Avant de faire la tournée des médias nationaux cette semaine, Emily Kohrs était une femme ordinaire. Une paisible habitante du comté de Fulton, qui partage son temps «entre deux emplois», après avoir aidé à fabriquer des masques pendant la pandémie.
Quelle n'est pas la surprise de cette Géorgienne l'an dernier, lorsqu'elle reçoit une convocation de l'Etat pour devenir jurée. Sa mission? Intégrer un comité de 24 autres citoyens random pour mener une enquête d’ampleur, au sein d'un grand jury spécial.
Dans un premier temps, le mystère plane sur l’identité des protagonistes.
La mère d'Emily ne croit pas si bien dire. Au coeur des investigations du comité: un appel téléphonique daté du 2 janvier 2021, pendant lequel le président non-réélu presse son collègue républicain, le secrétaire d'Etat de Géorgie Brad Raffensperger, de lui «trouver» 11 780 voix - juste ce qu'il faut pour pouvoir annuler sa défaite contre Joe Biden.

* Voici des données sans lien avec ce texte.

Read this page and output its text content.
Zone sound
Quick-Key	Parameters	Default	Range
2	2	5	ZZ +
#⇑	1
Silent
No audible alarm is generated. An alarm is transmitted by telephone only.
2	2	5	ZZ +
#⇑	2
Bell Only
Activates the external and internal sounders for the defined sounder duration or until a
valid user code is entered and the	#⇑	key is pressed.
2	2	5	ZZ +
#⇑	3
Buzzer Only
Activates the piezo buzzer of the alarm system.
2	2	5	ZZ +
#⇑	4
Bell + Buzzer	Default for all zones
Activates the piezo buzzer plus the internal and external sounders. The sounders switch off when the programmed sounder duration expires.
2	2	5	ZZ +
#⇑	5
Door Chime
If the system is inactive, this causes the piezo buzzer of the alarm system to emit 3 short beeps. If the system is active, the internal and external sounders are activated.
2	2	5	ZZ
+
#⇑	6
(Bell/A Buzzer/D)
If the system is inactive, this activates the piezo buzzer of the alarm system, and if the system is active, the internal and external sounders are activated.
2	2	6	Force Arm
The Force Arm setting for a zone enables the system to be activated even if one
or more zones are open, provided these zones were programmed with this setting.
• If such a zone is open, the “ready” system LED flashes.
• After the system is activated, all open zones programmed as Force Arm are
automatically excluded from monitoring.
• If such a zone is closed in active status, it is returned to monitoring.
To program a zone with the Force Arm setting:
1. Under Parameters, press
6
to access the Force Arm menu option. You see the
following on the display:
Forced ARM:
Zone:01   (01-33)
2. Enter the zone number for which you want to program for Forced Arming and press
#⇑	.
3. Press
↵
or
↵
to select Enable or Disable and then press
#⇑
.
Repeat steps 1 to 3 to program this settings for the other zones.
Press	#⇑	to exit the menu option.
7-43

Lors des élections présidentielles de 2020, Emily Kohrs n'a pas voté, même si elle se dit «intéressée» depuis longtemps par la politique. La jeune femme ne s'identifie à aucun parti, quoiqu'elle s'aligne plus souvent avec des propositions démocrates.
Tout ce tourbillon médiatique autour de la tentative de fraude électorale présumée de Donald Trump, elle n'en a que vaguement entendu parler. Et pourtant. L'opportunité d'intégrer le jury chargé d'enquêter sur les ingérences électorales l'emballe. La perspective de huit mois de procédure, 75 témoins à auditionner, et autant d'assignations à comparaître, le tout dans un tribunal de la capitale d'Atlanta, ne l’effraie pas.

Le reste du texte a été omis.